Марченко отдавал себе ясный отчёт в том, что ему трудно будет провести решение "об организации в Кедровке колхоза-гиганта на базе пяти деревень". Впервые идея эта возникла у Стукалова. Марченко за неё сразу ухватился.
Он недаром говорил Трухину, что Стукалов ему нравится. Стукалов для Марченко был отличным исполнителем. Конёк Стукалова – исполнительность. Главное для него – выполнять решения. При этом всегда получалось, что человек с его жизнью и реальной борьбой словно бы исключался. Обстоятельства не принимались в расчёт. Стукалов шёл напролом. Насколько Марченко мог проникнуть в природу Стукалова, он видел, что человек этот, как за щит, прячется за решения и постановления, а на самом-то деле он циник, за душой у него нет ничего святого, он не верит в то, что говорит, и готов отказаться от всего, что говорил, сразу, как только изменится то или иное решение. Сейчас вот он носится с гигантом… Проповедует общин труд на общей земле русских, украинцев, корейцев… Будет с удовольствием пожинать славу. А если всё это будет признано вредным – уйдёт от ответственности. Спрячется в тени решений райкома…
На очередном заседании райкома с вызовом уполномоченных Стукалов по поручению Марченко делал обзорный доклад о ходе коллективизации в районе. В основном он сообщал лишь цифры, фамилии уполномоченных, процент коллективизации…
После того как Стукалов кончил, по предложению Марченко уполномоченные начали один за другим вставать со своих мест и докладывать об успехах.
Заседание происходило, как обычно, глубокой ночью.
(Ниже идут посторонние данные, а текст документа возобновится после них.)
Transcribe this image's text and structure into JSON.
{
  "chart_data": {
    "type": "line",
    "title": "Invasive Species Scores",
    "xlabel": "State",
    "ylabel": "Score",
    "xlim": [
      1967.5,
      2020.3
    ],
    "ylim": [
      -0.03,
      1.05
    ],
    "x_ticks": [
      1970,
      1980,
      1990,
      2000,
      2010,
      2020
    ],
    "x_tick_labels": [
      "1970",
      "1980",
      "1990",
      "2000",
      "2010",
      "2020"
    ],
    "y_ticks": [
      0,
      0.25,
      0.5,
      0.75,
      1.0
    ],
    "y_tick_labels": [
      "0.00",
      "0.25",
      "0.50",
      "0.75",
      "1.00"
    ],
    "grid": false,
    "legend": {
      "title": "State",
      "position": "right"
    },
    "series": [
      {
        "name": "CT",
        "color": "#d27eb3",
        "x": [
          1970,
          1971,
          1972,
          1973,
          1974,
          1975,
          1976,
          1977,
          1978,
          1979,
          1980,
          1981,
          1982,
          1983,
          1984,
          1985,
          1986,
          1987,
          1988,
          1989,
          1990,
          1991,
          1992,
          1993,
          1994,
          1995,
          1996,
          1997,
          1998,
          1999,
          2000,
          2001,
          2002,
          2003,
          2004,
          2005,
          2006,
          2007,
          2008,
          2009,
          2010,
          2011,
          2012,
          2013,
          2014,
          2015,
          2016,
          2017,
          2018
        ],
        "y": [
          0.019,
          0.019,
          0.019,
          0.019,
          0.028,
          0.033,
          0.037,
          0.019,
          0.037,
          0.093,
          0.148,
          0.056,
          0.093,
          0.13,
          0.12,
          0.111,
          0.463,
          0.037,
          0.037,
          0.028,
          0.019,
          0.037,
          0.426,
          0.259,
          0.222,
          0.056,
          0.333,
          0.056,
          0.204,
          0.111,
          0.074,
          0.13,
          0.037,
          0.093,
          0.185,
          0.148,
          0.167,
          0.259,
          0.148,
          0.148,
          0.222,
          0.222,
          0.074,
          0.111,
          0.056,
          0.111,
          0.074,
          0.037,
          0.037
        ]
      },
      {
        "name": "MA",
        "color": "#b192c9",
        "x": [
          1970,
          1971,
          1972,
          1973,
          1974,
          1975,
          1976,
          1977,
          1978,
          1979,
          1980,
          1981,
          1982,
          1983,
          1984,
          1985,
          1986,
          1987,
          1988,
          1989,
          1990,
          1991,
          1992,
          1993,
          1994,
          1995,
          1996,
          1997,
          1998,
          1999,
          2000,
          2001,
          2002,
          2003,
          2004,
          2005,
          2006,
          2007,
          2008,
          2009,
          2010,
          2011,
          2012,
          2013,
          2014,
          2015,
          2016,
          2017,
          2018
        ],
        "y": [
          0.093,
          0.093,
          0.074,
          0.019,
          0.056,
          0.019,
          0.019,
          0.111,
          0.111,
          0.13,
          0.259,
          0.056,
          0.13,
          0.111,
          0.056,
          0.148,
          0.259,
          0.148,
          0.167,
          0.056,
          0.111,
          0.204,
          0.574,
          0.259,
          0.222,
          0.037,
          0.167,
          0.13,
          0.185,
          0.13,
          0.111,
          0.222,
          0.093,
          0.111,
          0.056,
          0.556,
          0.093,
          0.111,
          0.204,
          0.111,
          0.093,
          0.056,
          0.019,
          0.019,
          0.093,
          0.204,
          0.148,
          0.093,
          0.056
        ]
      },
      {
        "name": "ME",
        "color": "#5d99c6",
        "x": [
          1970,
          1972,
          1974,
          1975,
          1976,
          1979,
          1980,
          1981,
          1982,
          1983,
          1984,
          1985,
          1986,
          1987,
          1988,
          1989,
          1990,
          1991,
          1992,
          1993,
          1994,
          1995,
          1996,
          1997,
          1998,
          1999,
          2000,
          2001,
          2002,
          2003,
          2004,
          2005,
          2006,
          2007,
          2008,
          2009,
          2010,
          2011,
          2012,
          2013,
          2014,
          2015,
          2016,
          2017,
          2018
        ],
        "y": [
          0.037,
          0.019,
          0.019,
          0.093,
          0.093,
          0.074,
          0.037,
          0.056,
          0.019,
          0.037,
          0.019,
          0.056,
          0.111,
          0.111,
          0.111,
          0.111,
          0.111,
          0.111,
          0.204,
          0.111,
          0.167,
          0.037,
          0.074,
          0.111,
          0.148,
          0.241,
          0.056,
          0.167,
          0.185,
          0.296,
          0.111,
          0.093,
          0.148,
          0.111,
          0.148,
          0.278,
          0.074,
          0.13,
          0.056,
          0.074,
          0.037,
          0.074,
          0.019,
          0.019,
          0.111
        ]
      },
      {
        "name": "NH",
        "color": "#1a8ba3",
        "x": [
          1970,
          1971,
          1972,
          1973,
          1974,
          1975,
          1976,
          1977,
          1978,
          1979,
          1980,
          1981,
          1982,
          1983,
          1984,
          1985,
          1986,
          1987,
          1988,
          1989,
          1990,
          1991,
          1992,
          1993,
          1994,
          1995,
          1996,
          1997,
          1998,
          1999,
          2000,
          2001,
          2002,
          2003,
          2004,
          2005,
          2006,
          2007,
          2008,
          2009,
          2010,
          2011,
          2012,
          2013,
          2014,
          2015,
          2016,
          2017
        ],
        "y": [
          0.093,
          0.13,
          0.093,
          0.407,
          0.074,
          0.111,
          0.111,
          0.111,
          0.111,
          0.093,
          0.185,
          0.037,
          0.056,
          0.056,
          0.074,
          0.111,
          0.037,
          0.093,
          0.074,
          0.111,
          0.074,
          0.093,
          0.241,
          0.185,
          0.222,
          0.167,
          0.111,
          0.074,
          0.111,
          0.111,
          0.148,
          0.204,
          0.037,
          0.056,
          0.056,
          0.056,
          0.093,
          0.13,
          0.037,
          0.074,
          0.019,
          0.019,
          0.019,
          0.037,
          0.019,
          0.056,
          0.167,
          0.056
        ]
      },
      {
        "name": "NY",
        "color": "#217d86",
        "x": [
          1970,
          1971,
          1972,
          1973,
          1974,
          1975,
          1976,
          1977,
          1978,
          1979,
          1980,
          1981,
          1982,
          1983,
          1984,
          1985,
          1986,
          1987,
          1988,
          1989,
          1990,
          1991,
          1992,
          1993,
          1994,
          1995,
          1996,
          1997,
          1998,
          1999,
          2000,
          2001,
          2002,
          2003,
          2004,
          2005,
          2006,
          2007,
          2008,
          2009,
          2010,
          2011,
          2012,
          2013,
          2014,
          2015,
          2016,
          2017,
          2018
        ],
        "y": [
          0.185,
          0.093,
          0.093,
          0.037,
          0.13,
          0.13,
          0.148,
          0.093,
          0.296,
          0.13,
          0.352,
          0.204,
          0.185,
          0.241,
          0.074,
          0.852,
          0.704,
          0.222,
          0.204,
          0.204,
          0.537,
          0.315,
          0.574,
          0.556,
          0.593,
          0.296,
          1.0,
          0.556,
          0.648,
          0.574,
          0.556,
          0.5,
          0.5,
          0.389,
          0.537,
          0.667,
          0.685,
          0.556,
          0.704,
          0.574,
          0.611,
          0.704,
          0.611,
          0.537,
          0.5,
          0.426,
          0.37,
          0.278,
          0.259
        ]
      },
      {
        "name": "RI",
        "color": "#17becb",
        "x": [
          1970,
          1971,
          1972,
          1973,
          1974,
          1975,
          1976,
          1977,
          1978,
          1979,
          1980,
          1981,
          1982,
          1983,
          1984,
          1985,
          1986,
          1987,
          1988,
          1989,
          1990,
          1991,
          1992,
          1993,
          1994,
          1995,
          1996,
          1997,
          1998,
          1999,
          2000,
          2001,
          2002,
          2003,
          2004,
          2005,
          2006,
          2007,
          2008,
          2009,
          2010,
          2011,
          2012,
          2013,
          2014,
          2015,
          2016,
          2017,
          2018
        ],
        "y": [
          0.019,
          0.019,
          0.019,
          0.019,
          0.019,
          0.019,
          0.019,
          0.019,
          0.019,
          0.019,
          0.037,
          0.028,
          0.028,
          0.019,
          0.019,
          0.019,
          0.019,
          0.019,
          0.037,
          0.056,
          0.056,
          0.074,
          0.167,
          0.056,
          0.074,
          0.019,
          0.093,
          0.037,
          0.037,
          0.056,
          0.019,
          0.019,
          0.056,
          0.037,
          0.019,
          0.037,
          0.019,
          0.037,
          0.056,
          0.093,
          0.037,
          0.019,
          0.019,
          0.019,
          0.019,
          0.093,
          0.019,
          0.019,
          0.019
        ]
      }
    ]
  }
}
Марченко был возбуждён, глаза его блестели. Он часто вставал со своего кресла.
– Имейте в виду, мы будем оценивать вашу работу по проценту коллективизации, – предупредил он уполномоченных.
Каждый из них старался с возможной полнотой обрисовать своё положение, чтобы ясна была общая картина. Марченко часто прерывал уполномоченных репликами. Многие из них из-за этого путались, сбивались.
– Боишься трудностей! – оборвал он Тишкова. – Должна быть стопроцентная коллективизация, а у тебя только шестьдесят. Плохо жмёшь! Бери-ка пример со Стукалова!
И тут Трухин не выдержал:
– Я думаю, что брать пример со Стукалова не стоит, – заговорил он. – Стукалов думает достигнуть успеха при помощи угроз. Он объявил на собрании всех кедровских крестьян врагами советской власти. Да это же чудовищно, товарищи! В Кедровке вырос хороший актив, с помощью этого актива можно успешно проводить коллективизацию! Такие действия считаю неправильными!
– А я их считаю правильными! – Марченко встал с кресла. – Пусть уполномоченные знают, что мы решительно мобилизуем их на стопроцентное выполнение задания по коллективизации! Стукалов действовал и действует решительно, чего, к сожалению, нельзя сказать насчёт Трухина. В своё время мы должны были отозвать его из Кедровского куста и послать туда Стукалова. Трухин обзавёлся партизанскими дружками, проявлял и проявляет мягкотелость…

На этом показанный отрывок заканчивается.